= Pierre Mollet =

Canadian operatic baritone

Pierre Mollet (23 March 1920, Neuchâtel - 27 October 2007) was a Canadian operatic baritone. He was born in Switzerland. He became a naturalized Canadian citizen in 1974, and in 1979, he married the Canadian pianist Suzanne Blondin.

Mollet was trained at the Lausanne Conservatory, where he was a pupil of Charles Panzéra. In 1946, he won second prize at the Geneva International Music Competition. The following year, he began studying music interpretation with Nadia Boulanger in Paris, France, and became highly active as a concert soloist with orchestras in the city during the late 1940s and 1950s. From 1948 to 1962, he traveled throughout Northern Africa and France performing in concerts sponsored by Jeunesses Musicales International. He also sang in concerts at several notable music festivals, including the Strasbourg Festival and the Aix-en-Provence Festival.

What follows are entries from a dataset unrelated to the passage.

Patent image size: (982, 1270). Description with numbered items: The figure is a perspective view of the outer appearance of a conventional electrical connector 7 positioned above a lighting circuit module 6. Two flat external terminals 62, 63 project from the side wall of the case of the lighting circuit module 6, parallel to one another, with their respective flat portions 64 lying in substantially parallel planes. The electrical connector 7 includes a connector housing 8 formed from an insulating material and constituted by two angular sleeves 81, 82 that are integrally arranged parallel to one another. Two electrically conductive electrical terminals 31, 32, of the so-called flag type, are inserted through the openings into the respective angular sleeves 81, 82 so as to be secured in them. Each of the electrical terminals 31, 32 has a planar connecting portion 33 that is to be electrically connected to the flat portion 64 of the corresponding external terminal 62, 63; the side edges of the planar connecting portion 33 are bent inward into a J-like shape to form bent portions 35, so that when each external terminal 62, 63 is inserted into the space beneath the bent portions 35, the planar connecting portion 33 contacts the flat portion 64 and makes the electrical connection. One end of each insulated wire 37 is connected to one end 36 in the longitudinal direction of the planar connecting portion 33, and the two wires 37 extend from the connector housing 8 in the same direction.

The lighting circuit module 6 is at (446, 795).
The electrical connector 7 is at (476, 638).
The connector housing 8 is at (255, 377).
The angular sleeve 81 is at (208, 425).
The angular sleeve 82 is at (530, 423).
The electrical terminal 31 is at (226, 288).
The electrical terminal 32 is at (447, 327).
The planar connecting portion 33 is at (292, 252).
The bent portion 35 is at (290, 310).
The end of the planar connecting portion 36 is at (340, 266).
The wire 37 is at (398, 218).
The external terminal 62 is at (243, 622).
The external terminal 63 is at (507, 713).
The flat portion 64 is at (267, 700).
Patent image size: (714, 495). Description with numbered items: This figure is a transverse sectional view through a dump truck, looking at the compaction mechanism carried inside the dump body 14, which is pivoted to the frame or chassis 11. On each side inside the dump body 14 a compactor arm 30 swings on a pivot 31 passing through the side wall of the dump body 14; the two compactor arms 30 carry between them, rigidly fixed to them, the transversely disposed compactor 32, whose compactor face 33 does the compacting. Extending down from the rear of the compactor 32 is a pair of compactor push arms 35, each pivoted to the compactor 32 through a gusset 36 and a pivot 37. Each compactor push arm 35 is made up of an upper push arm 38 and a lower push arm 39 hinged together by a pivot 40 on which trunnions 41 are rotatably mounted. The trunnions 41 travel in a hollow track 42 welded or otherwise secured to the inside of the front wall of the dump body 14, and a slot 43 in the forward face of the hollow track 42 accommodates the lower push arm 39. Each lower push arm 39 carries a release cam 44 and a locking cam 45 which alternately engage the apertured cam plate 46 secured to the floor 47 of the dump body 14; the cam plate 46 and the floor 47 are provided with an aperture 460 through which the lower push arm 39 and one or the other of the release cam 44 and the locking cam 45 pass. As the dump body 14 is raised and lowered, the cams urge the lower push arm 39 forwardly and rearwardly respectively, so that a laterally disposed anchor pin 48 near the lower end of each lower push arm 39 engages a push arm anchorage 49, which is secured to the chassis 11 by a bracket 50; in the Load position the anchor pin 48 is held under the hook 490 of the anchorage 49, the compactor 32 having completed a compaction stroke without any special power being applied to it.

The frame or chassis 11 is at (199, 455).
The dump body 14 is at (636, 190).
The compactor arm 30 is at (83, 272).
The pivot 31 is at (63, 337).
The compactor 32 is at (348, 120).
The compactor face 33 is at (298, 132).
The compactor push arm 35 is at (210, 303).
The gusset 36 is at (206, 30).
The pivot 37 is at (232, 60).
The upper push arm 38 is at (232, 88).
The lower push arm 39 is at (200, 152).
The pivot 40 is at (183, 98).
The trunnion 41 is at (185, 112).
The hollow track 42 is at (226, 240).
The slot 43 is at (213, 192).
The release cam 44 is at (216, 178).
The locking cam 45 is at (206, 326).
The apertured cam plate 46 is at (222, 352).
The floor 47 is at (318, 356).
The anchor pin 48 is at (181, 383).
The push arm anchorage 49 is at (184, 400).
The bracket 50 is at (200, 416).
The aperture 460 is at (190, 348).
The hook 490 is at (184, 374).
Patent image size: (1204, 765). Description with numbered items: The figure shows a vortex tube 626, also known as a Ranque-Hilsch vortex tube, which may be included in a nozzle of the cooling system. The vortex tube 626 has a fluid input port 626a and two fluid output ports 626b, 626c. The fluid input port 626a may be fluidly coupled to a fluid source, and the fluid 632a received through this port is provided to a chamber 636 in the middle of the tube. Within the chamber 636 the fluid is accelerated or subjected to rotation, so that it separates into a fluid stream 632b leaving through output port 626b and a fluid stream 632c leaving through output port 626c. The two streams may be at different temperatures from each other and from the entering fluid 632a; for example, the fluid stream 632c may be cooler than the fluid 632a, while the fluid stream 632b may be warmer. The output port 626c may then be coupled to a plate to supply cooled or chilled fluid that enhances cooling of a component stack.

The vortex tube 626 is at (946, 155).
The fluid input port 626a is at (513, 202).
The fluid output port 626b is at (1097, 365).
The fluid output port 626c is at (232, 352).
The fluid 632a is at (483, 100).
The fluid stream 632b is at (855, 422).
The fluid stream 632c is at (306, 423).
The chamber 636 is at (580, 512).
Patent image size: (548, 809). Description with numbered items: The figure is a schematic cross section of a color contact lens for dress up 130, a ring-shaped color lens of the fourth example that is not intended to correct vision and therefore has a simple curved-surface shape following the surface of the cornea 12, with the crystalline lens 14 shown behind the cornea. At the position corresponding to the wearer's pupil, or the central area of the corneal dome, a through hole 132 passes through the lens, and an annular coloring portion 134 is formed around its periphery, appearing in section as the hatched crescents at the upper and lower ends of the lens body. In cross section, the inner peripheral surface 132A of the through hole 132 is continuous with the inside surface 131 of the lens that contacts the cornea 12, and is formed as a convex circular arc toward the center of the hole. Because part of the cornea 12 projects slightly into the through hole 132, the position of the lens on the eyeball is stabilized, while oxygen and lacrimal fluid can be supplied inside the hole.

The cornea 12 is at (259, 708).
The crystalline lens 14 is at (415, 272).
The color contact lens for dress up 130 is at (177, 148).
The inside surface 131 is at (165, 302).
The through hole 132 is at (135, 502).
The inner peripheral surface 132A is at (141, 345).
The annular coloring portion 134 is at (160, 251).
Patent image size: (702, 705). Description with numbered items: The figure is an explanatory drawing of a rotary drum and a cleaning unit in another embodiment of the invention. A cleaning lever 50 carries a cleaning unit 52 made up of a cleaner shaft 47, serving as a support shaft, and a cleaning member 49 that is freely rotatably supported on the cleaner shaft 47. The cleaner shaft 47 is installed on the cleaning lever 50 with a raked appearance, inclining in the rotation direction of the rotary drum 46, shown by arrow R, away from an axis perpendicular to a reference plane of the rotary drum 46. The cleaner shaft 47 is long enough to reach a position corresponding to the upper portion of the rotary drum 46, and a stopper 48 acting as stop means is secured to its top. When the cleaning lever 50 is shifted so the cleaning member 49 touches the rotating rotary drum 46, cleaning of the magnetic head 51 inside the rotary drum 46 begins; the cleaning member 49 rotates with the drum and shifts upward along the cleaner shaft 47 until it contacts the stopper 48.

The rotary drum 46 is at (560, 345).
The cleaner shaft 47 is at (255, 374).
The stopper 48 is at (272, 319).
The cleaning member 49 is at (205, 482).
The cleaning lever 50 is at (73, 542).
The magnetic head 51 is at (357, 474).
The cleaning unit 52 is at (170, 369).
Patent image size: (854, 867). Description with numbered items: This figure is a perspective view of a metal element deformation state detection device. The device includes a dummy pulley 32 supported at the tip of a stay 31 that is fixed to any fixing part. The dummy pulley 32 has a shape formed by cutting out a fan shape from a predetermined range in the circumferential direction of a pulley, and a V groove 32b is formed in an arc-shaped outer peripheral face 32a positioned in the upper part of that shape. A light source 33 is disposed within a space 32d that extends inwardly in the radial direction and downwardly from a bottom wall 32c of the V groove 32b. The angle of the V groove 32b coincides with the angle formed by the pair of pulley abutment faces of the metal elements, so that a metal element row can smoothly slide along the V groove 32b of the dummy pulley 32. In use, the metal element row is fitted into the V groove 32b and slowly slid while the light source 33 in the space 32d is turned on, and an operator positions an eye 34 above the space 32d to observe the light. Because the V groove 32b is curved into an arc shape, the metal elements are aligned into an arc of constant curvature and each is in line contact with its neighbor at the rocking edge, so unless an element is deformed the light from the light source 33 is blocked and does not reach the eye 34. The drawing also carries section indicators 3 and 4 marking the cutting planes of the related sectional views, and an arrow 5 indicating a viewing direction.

Mollet made his professional opera debut in 1952, portraying Pelléas in Claude Debussy's Pelléas et Mélisande at the Opéra-Comique, recording the part later that year with conductor Ernest Ansermet. He went on to sing that role for performances in cities throughout Europe and South America. He created the role of Eraste in Frank Martin's opera Monsieur de Pourceaugnac; other significant roles include Albert in Massenet's Werther and Mercutio in Gounod's Roméo et Juliette.